Royalties are the better way of both investing in and financing privately-owned companies.
Royalties are fees which owners of property, including; land, natural resources, equipment, intellectual property, personal service (professional athletes, performers, musicians, authors) and money receive, as a percentage of the revenues produced using the provided assets.
The owners of a business requiring capital, to be used for the expansion of a business, should prefer non-equity dilutive financing, if available, rather than the sale of any ownership of the business if they believe the value of the business will increase based on the planned expansion.
The revenue generating company sells an investor a percentage of the revenues of the business for an agreed period of time and does not sell the investor any ownership in the business.
The longer the royalty payment period, the lesser can be the royalty rate percentage of revenues paid for the use of the investor’s capital.
It is fair and reasonable that royalty agreements contain clauses permitting royalty issuers the ability to terminate outstanding royalties on pre-agreed terms, usually expressed as multiples of the investor cost, less royalties paid.
It is even possible that pre-revenue companies could sell royalties to investors if the prospect for revenues is of sufficient magnitude and within a predictable time period.
We have developed a number of approaches for using royalties in the financing of businesses which meet the needs of both royalty issuers and investors.
Royalty investors should have significant capital protections, as the more secure the investor’s capital, the lower can be the cost of the capital.
Royalty income funds can be geographically and industry focused.
Royalty income funds can either retain or pay royalties to investors,
It is highly unlikely there would be significant capital risk in a diversified royalty income fund buying royalties from established companies having satisfactory profitability and increasing revenues at the time of investment.
The Reinvested Royalty Rate of Return (RRRR) will always be higher than the Internal Rate of Return (IRR), due to the Fixed Return the investor receives on the reinvestment of the quarterly royalty payments.
It is possible investors can be assured of sufficient royalty payments to be paid to equal the cost of the royalty by the issuer, as well as by other entities.
It is possible for royalty issuers to address investor needs for liquidity.
The prediction of a company’s likely revenue trend is easier than projecting earnings per share due to operational issues and the likely to be dilutive financings required by growing companies.
Earnings per share are a measure of company management’s ability to create and maintain profit margins, whereas the growth of revenues is indicative of customer satisfaction.
Even without the possible extra benefit of a redemption premium, royalties should be able to be structured to provide a minimum of a 15% IRR over the course of the royalty payment period.

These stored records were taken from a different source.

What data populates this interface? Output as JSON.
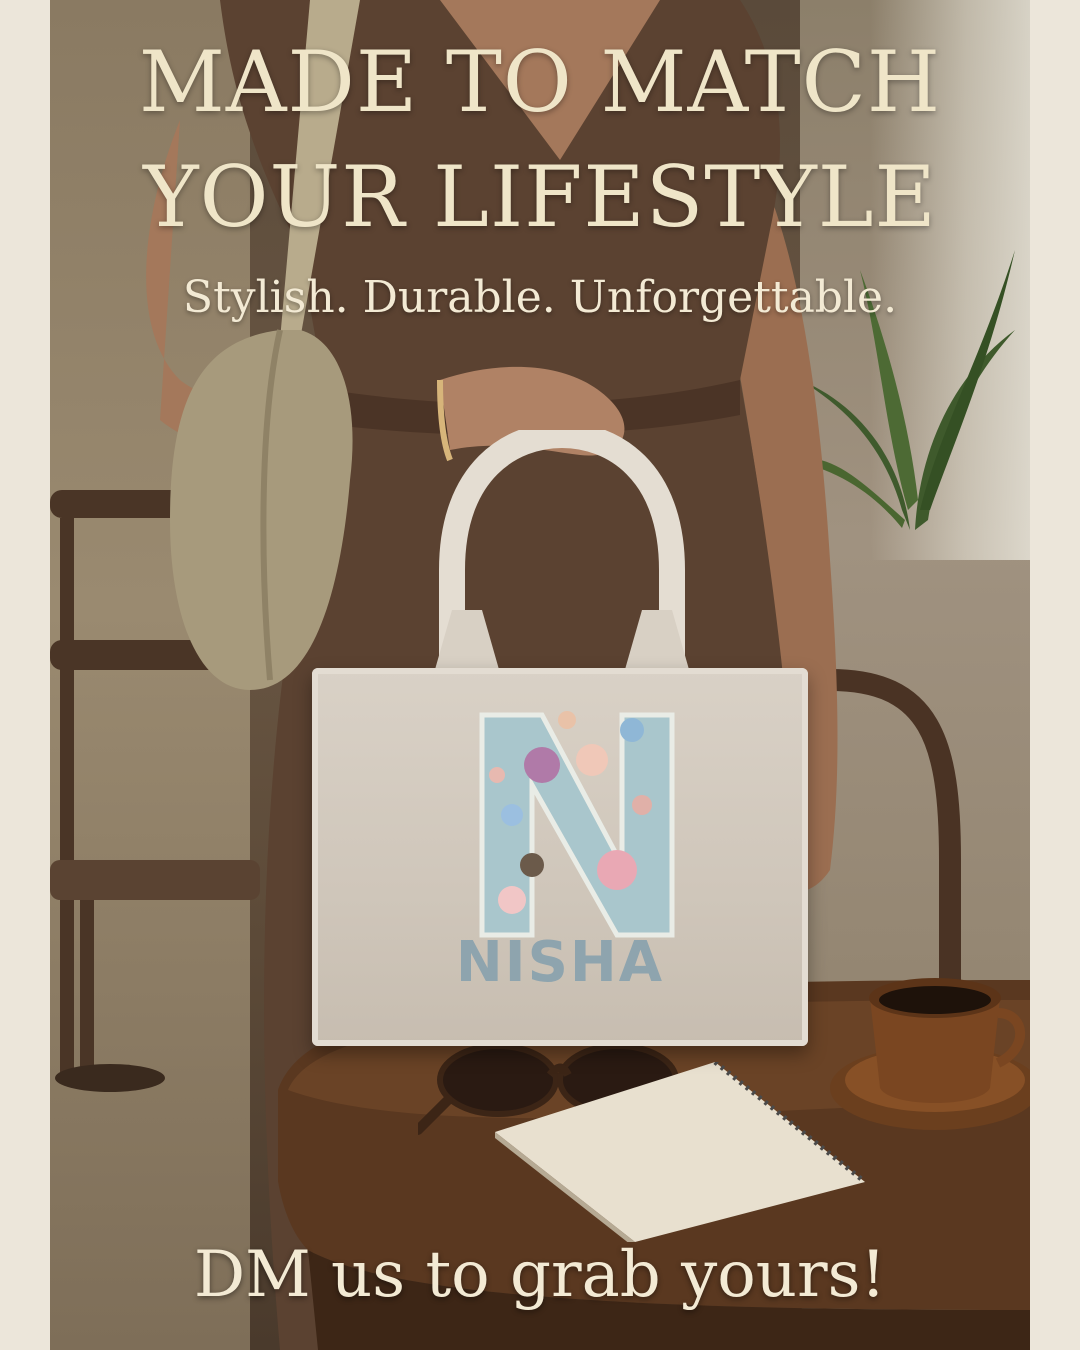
{
  "headline": {
    "line1": "MADE TO MATCH",
    "line2": "YOUR LIFESTYLE"
  },
  "tagline": "Stylish. Durable. Unforgettable.",
  "product": {
    "monogram_letter": "N",
    "name_text": "NISHA"
  },
  "cta": "DM us to grab yours!",
  "colors": {
    "headline_text": "#efe5c8",
    "bag": "#d3cabe",
    "name_text": "#8ea4ae",
    "dress": "#5b4231"
  },
  "icons": [
    "sunglasses",
    "coffee-cup",
    "notebook",
    "plant"
  ]
}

Royalty investors are not concerned with issues such as: executive compensation, health and retirement plans, travel and customer entertainment policies, types of vehicles acquired for executive use, etc., as royalty investors are not interested in reported profitability or possible business or market valuation.
Only companies either having or projected to be having relatively good pre-tax profit margins should consider using royalty financing and investors are cautioned to be aware of industry norms in terms of profit levels.
It is likely that royalties issued by companies requiring future financings, interested in going public or being acquired will exercise the royalty redemption rights requiring the minimum agreed payment for the royalty, less the royalties already paid.
Royalties are the better way of both investing in and financing privately-owned companies.